18. “A lot like hiding and avoiding.” — Leslie C.
19. “I’m a huge animal lover, so my dog always helps me on my worst days. He lets me cuddle the crap out of him when I don’t have the strength or energy to do anything else, then gets me out of bed for some fresh air when I feel ready. He’s technically not an emotional support dog, but it’s scary to think where I’d be without him.” — Katie K.
20. “My kitty Nuggie sleeps in my hair when I have a migraine. His purring in my ear is soothing. He also nuzzles my ears and eyelashes, and softly bites the cheeks. He is an anxiety soother.” — Michelle G.
21. “Basically, I just lie in bed/on the couch sleeping all day. It isn’t the healthiest in hindsight, but it definitely helps.” — Krysta R.
22. “Nature is my happy place. This happens to be the view from one of my favorite parks. Something about being in nature reminds me there’s still beauty in the world no matter how dark and miserable my own life may feel. It really helps me keep things in perspective.” — Megan P.
23. “Mental health day is never leaving my bed. Lots of sleep, lots of not being touched by anyone, phone on airplane mode. Nothing stimulating. Just resetting my senses.” — Rebecca N.
24. “I didn’t understand why I was having an anxiety attack.
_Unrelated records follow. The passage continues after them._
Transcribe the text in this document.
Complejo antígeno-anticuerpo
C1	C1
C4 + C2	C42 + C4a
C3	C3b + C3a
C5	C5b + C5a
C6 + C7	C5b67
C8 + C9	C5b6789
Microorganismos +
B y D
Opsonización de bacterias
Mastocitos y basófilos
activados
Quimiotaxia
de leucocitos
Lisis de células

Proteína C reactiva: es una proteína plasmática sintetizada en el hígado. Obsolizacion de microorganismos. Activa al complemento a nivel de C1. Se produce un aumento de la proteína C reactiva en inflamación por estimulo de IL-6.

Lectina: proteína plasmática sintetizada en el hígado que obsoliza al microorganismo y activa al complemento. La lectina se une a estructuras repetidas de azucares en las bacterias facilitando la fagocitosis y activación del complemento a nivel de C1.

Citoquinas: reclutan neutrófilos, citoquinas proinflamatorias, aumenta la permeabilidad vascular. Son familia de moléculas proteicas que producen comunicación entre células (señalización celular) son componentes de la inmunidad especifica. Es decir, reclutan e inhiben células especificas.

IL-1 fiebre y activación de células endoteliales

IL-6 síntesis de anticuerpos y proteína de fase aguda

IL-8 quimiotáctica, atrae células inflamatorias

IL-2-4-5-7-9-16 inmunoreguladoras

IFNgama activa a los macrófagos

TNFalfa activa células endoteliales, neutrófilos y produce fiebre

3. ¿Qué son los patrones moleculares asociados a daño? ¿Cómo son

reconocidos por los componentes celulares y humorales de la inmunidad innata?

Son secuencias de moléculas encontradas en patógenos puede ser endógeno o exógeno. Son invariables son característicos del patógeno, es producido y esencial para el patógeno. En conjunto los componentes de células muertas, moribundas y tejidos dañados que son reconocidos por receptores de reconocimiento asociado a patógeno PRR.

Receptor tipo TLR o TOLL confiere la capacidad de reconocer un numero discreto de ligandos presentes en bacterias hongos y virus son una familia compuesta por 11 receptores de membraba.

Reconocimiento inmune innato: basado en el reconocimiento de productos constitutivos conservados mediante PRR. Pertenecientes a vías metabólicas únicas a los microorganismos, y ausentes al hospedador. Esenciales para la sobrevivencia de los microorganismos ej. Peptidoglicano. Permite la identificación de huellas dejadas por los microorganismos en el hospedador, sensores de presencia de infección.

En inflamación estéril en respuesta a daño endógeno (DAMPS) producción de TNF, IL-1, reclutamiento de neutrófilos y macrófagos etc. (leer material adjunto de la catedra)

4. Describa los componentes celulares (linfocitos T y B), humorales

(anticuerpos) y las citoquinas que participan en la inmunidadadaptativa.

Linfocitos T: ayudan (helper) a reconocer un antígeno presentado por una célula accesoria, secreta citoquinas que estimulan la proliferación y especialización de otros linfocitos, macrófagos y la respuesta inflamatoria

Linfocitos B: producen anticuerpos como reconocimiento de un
Why those feelings were happening. But I knew I was suffering from a severe panic attack and I took a picture to document it. This is what anxiety looks like, for me anyway. It’s pain, and it’s real. Hopefully sharing this picture will help end the stigma around mental illness. This is how I spent my mental health day. This is how I spend a lot of them.” — Melissa G.
25. “This is only a small sample of what I might do on a mental health day. I use the list to gain control in my daily habits. It says that I have to eat three meals a day and what I can eat for breakfast, so I don’t have to think, but just do what it says. It also say things like showering and watering the plants, etc. Basically it is a guide to what a ‘normal’ day might look like. Crocheting and drawing is a way to calm down and focus on something simple. I like the repetitiveness of making details or crocheting.” — Sanne V.